O município vira refém de egos. A cidade para enquanto os grupinhos disputam quem tem razão. E a razão, coitada, há muito foi embora, cansada de ser usada como desculpa para mesquinharia.

Há algo de profundamente rebaixado nessa dinâmica. Não é paixão cívica — é briga de comadres com verniz ideológico. Não é fiscalização popular — é rancor fantasiado de cidadania. Não é defesa de projeto — é torcida de time que perdeu a noção do jogo.

Porque o jogo, no fundo, não é sobre qual grupo político vai prevalecer. O jogo é sobre se a escola vai funcionar, se o posto de saúde vai atender, se a estrada vai ser asfaltada, se a cidade vai ter futuro. E esse jogo não se ganha com meme de madrugada, nem com indireta em rede social, nem com risadinha no canto da praça.

Esse jogo se ganha com gente adulta que aceita resultado, que cobra com critério, que reconhece com honestidade, que entende que o mandato é temporário, mas a cidade é permanente.

Desmontem o palanque. Não porque a eleição acabou — ela acaba e volta, como as estações. Mas porque vocês são maiores do que a briga que escolheram comprar. Porque a cidade precisa mais de cidadãos do que de militantes. Porque os filhos de vocês estão vendo. Porque a história do lugar de vocês merece mais do que ser lembrada pelas fofocas de Facebook.

Guardem a bandeira. Não a joguem fora — ela representa algo que importou para vocês, e isso tem valor.
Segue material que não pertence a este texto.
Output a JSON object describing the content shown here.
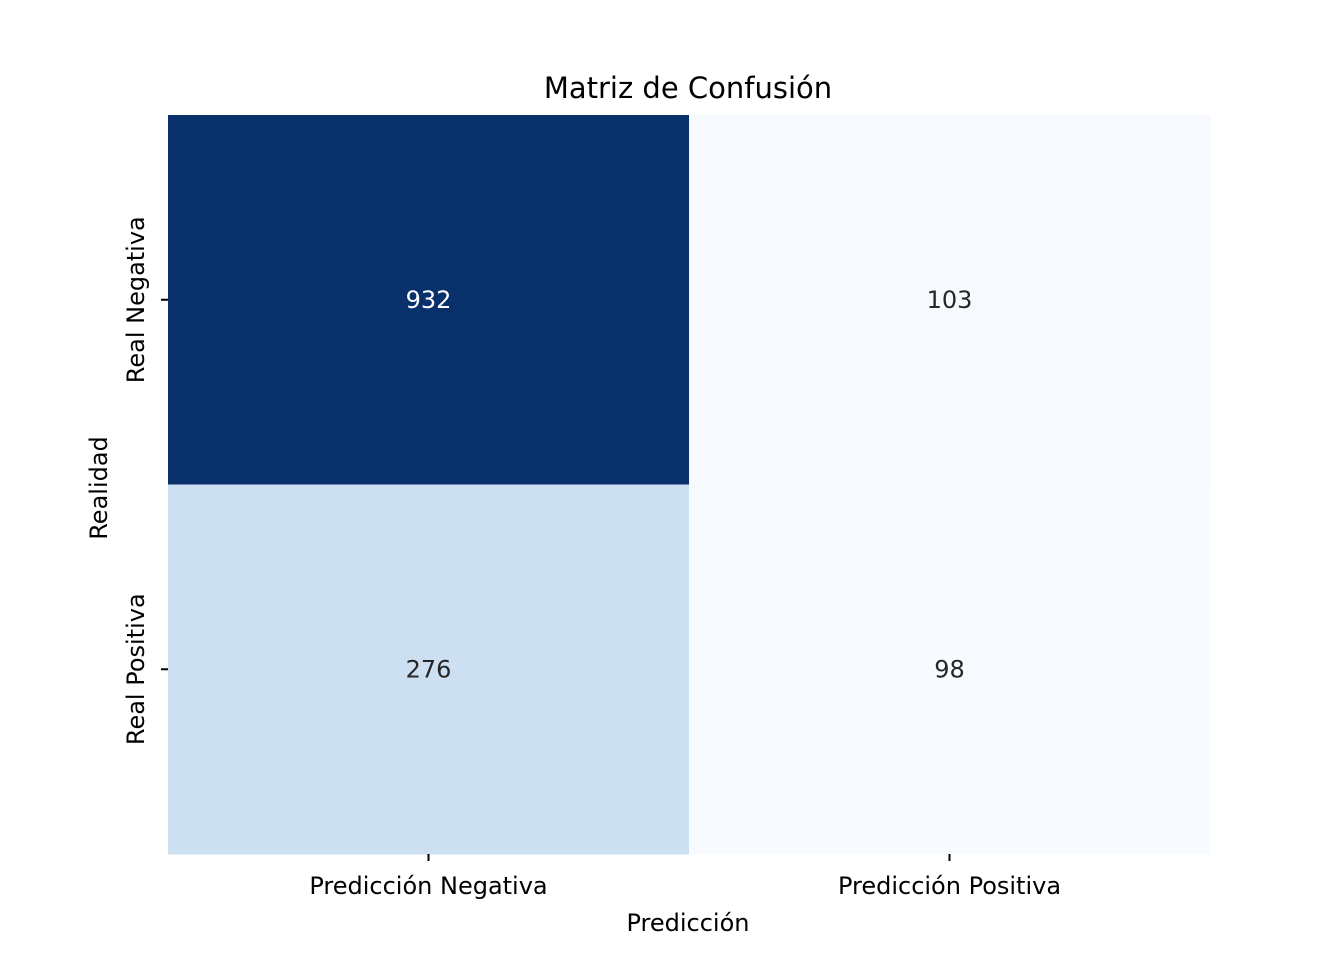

Mas guardem. Deixem-na descansar até que seja hora de tirá-la de novo, com propostas novas, com energia nova, com a dignidade de quem disputa sem destruir.

E quando a vontade de cutucar vier — e ela vem, porque somos humanos e a vingança é doce —, perguntem a si mesmos: isso vai fazer minha cidade melhor?

Se a resposta for não, fechem o aplicativo. Vão dormir. Deixem o prefeito e o ex-prefeito resolverem as coisas deles, se é que há algo para resolver. Vocês têm mais o que fazer.

A vida é curta. A eleição é longa. Mas a pequenez é opcional.

Ou vocês acham mesmo que São Pedro, lá na porta, vai perguntar em quem vocês votaram em 2024?